S. f. (Droit politique) état dans lequel une puissance ne prend aucun parti entre celles qui sont en guerre.

Pour donner quelque idée de cette matière, il faut distinguer deux sortes de neutralité, la neutralité générale, et la neutralité particulière.

La neutralité générale, c'est lorsque sans être allié d'aucun des deux ennemis qui se font la guerre, on est tout prêt de rendre également à l'un et à l'autre, les devoirs auxquels chaque peuple est naturellement tenu envers les autres.

La neutralité particulière, c'est lorsqu'on s'est particulièrement engagé à être neutre par quelque convention, ou expresse ou tacite. La dernière sorte de neutralité, est ou pleine et entière, lorsque l'on agit également à tous égards, envers l'une et l'autre partie ; ou limitée, en sorte que l'on favorise une partie plus que l'autre, à l'égard de certaines choses et de certaines actions.

On ne saurait légitimement contraindre personne à entrer dans une neutralité particulière, parce qu'il est libre à chacun de faire ou de ne pas faire des traités et des alliances, ou qu'on ne peut du-moins y être tenu, qu'en vertu d'une obligation imparfaite. Mais celui qui a entrepris une guerre juste, peut obliger les autres peuples à garder exactement la neutralité générale, c'est-à-dire, à ne pas favoriser son ennemi plus que lui-même.

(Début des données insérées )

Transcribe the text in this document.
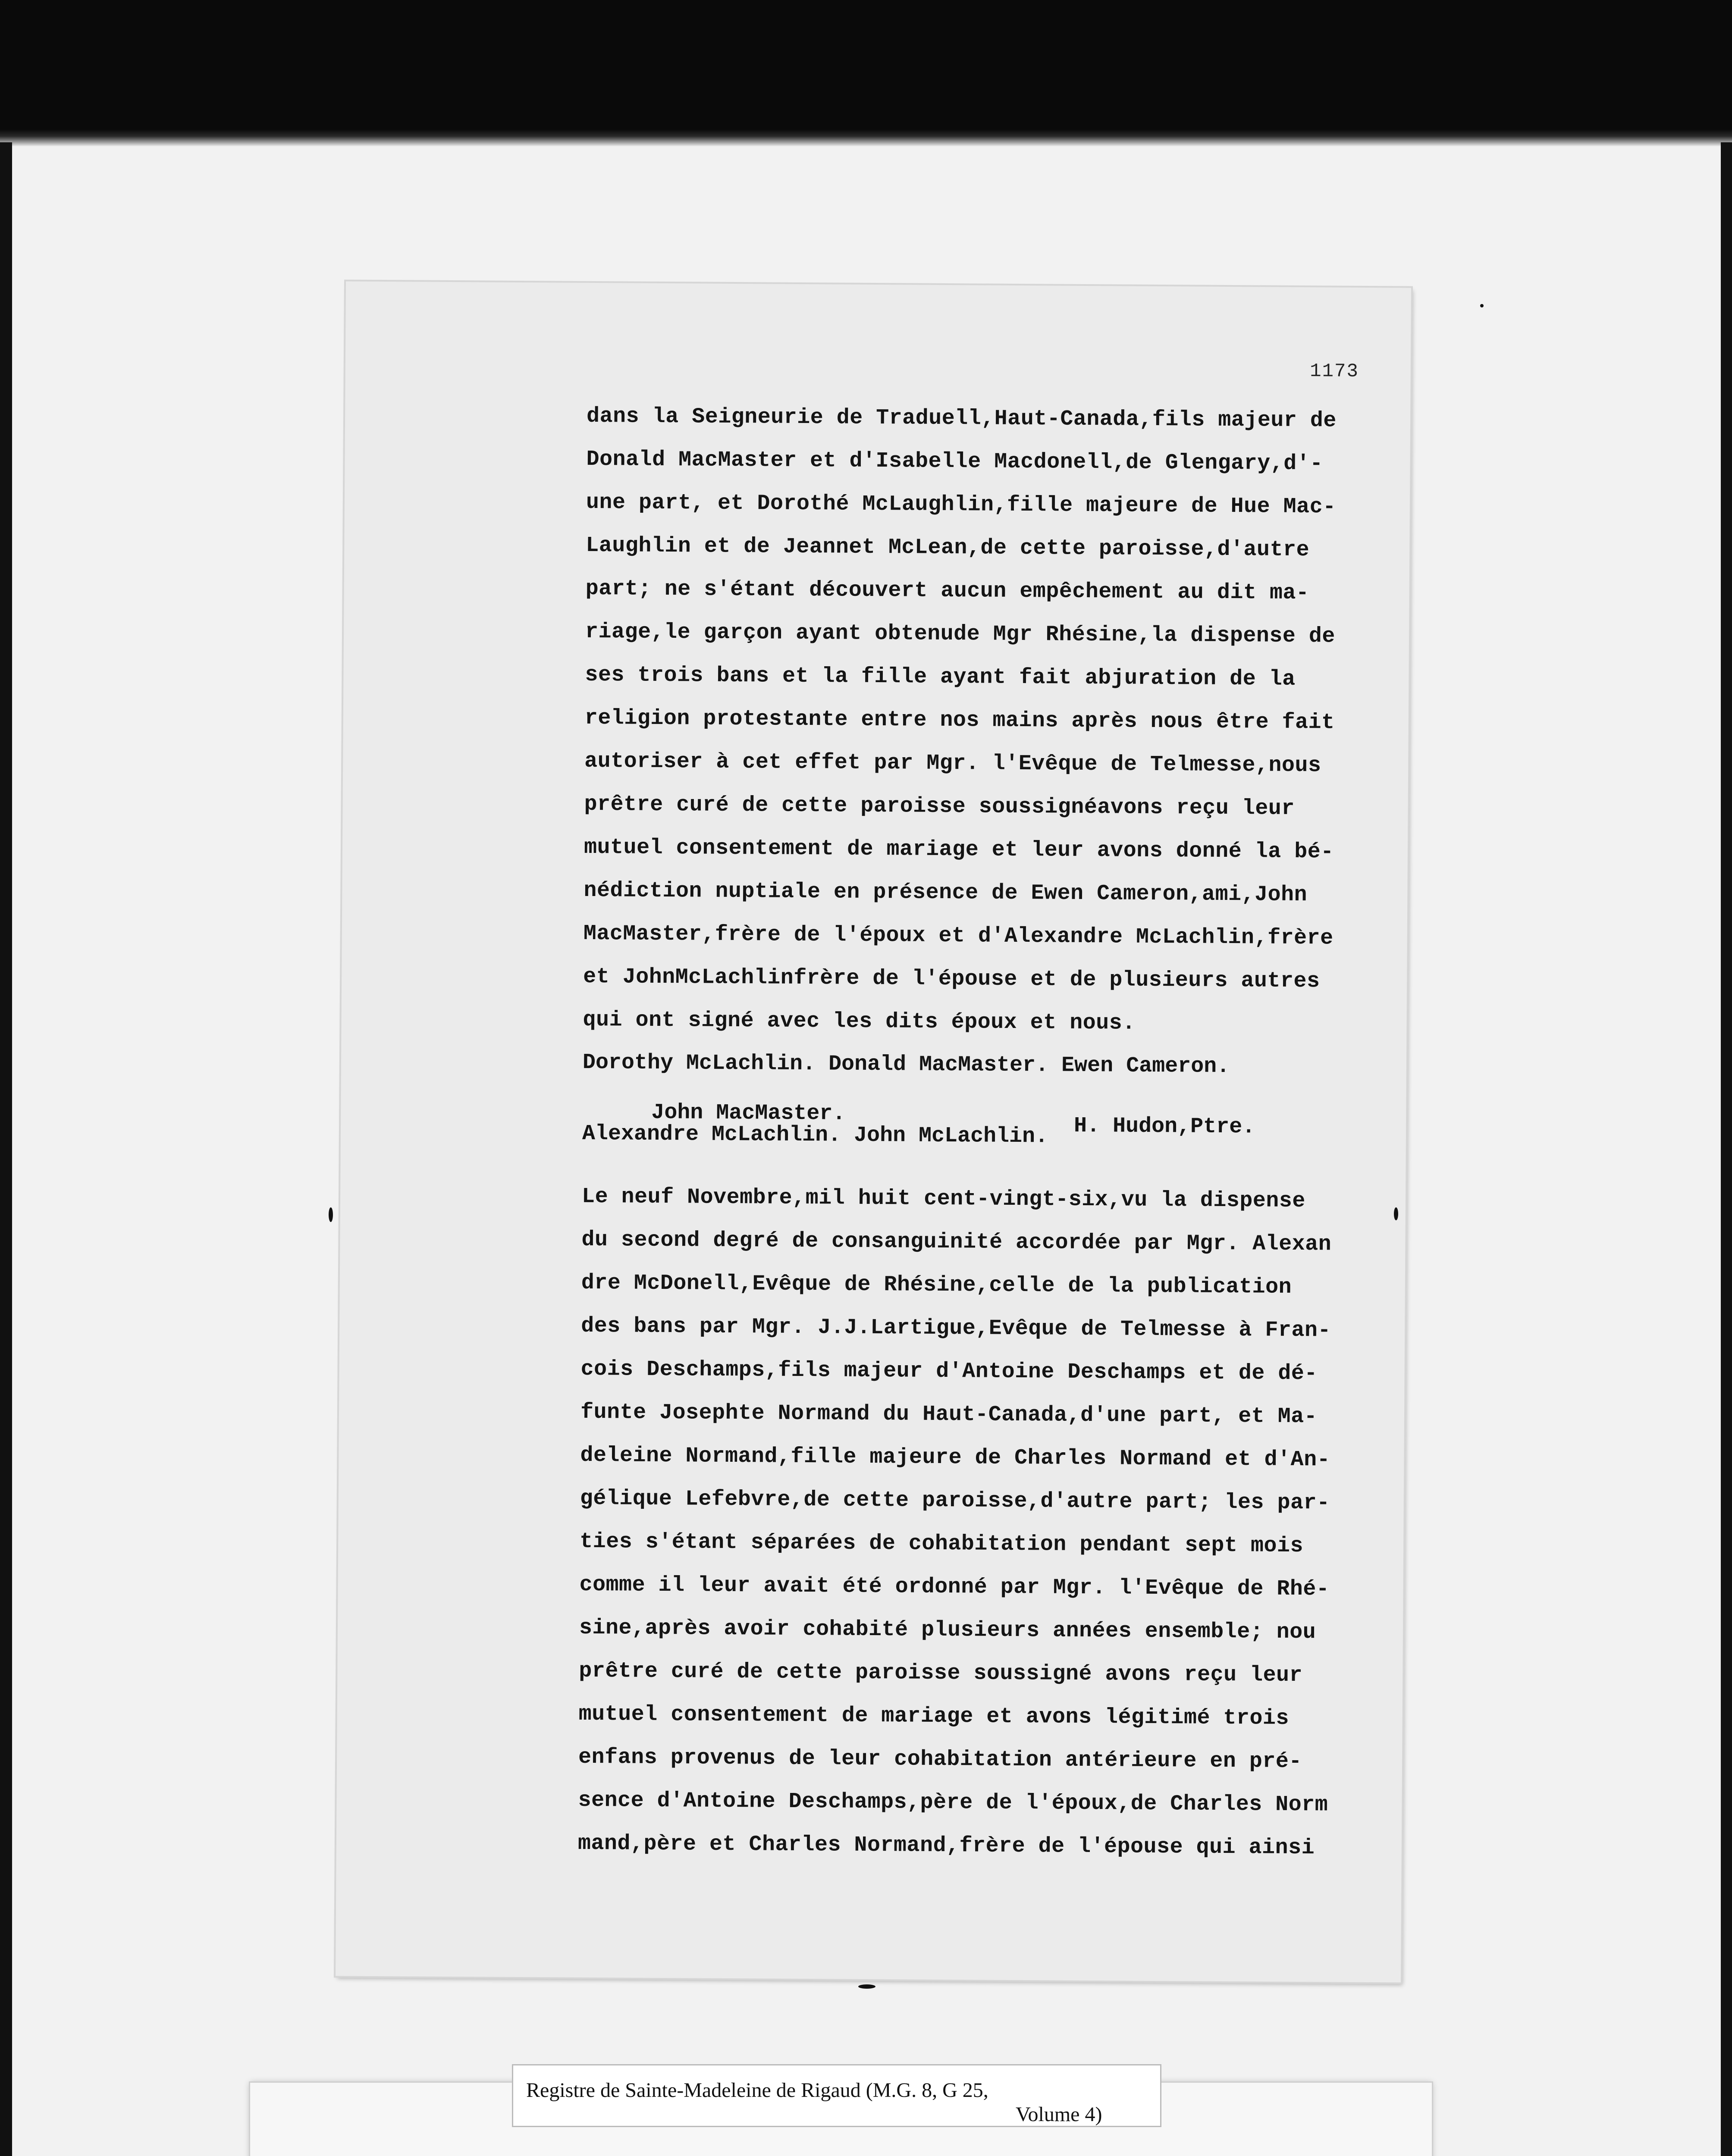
1173
dans la Seigneurie de Traduell,Haut-Canada,fils majeur de
Donald MacMaster et d'Isabelle Macdonell,de Glengary,d'-
une part, et Dorothé McLaughlin,fille majeure de Hue Mac-
Laughlin et de Jeannet McLean,de cette paroisse,d'autre
part; ne s'étant découvert aucun empêchement au dit ma-
riage,le garçon ayant obtenude Mgr Rhésine,la dispense de
ses trois bans et la fille ayant fait abjuration de la
religion protestante entre nos mains après nous être fait
autoriser à cet effet par Mgr. l'Evêque de Telmesse,nous
prêtre curé de cette paroisse soussignéavons reçu leur
mutuel consentement de mariage et leur avons donné la bé-
nédiction nuptiale en présence de Ewen Cameron,ami,John
MacMaster,frère de l'époux et d'Alexandre McLachlin,frère
et JohnMcLachlinfrère de l'épouse et de plusieurs autres
qui ont signé avec les dits époux et nous.
Dorothy McLachlin. Donald MacMaster. Ewen Cameron.
John MacMaster.
H. Hudon,Ptre.
Alexandre McLachlin. John McLachlin.
Le neuf Novembre,mil huit cent-vingt-six,vu la dispense
du second degré de consanguinité accordée par Mgr. Alexan
dre McDonell,Evêque de Rhésine,celle de la publication
des bans par Mgr. J.J.Lartigue,Evêque de Telmesse à Fran-
cois Deschamps,fils majeur d'Antoine Deschamps et de dé-
funte Josephte Normand du Haut-Canada,d'une part, et Ma-
deleine Normand,fille majeure de Charles Normand et d'An-
gélique Lefebvre,de cette paroisse,d'autre part; les par-
ties s'étant séparées de cohabitation pendant sept mois
comme il leur avait été ordonné par Mgr. l'Evêque de Rhé-
sine,après avoir cohabité plusieurs années ensemble; nou
prêtre curé de cette paroisse soussigné avons reçu leur
mutuel consentement de mariage et avons légitimé trois
enfans provenus de leur cohabitation antérieure en pré-
sence d'Antoine Deschamps,père de l'époux,de Charles Norm
mand,père et Charles Normand,frère de l'épouse qui ainsi
Registre de Sainte-Madeleine de Rigaud (M.G. 8, G 25,
Volume 4)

Voici donc à quoi se réduisent les devoirs des peuples neutres.

Ils sont obligés de pratiquer également envers l'un et l'autre de ceux qui sont en guerre, les lois du droit naturel, tant absolues que conditionnelles, soit qu'elles imposent une obligation parfaite ou seulement imparfaite ; s'ils rendent à l'un d'eux quelque service d'humanité, ils ne doivent pas le refuser à l'autre ; à moins qu'il n'y ait quelque raison manifeste qui les engage à faire en faveur de l'un quelque chose que l'autre n'avait d'ailleurs aucun droit d'exiger. Mais ils ne sont tenus de rendre les services de l'humanité à aucune des deux parties, lorsqu'ils s'exposeraient à de grands dangers en les refusant à l'autre, qui a autant de droit de les exiger. Ils ne doivent fournir ni à l'un ni à l'autre les choses qui servent à exercer les actes d'hostilité, à-moins qu'ils n'y soyent autorisés par quelque engagement particulier ; et pour celles qui ne sont d'aucun usage à la guerre, si on les fournit à l'un, il faut aussi les fournir à l'autre. Ils doivent travailler de tout leur possible à faire en sorte qu'on en vienne à un accommodement, que la partie lésée obtienne satisfaction, et que la guerre finisse au plus tôt. Que s'ils se sont engagés en particulier à quelque chose, ils doivent l'exécuter ponctuellement.

D'autre côté, il faut que ceux qui sont en guerre observent exactement envers les peuples neutres, les lois de la sociabilité, qu'ils n'exercent contr'eux aucun acte d'hostilité, et qu'ils ne souffrent pas qu'on les pille ou qu'on ravage leur pays. Ils peuvent pourtant dans une extrême nécessité, s'emparer d'une place située en pays neutre ; bien entendu, qu'aussi-tôt que le péril sera passé on la rendra à son maître, en lui payant le dommage qu'il en aura reçu. Voyez Budée, Elementa Philosophiae practicae. Puffendorf, liv. II. ch. vj. et Grotius, liv. III. ch. j. et xvij. (D.J.)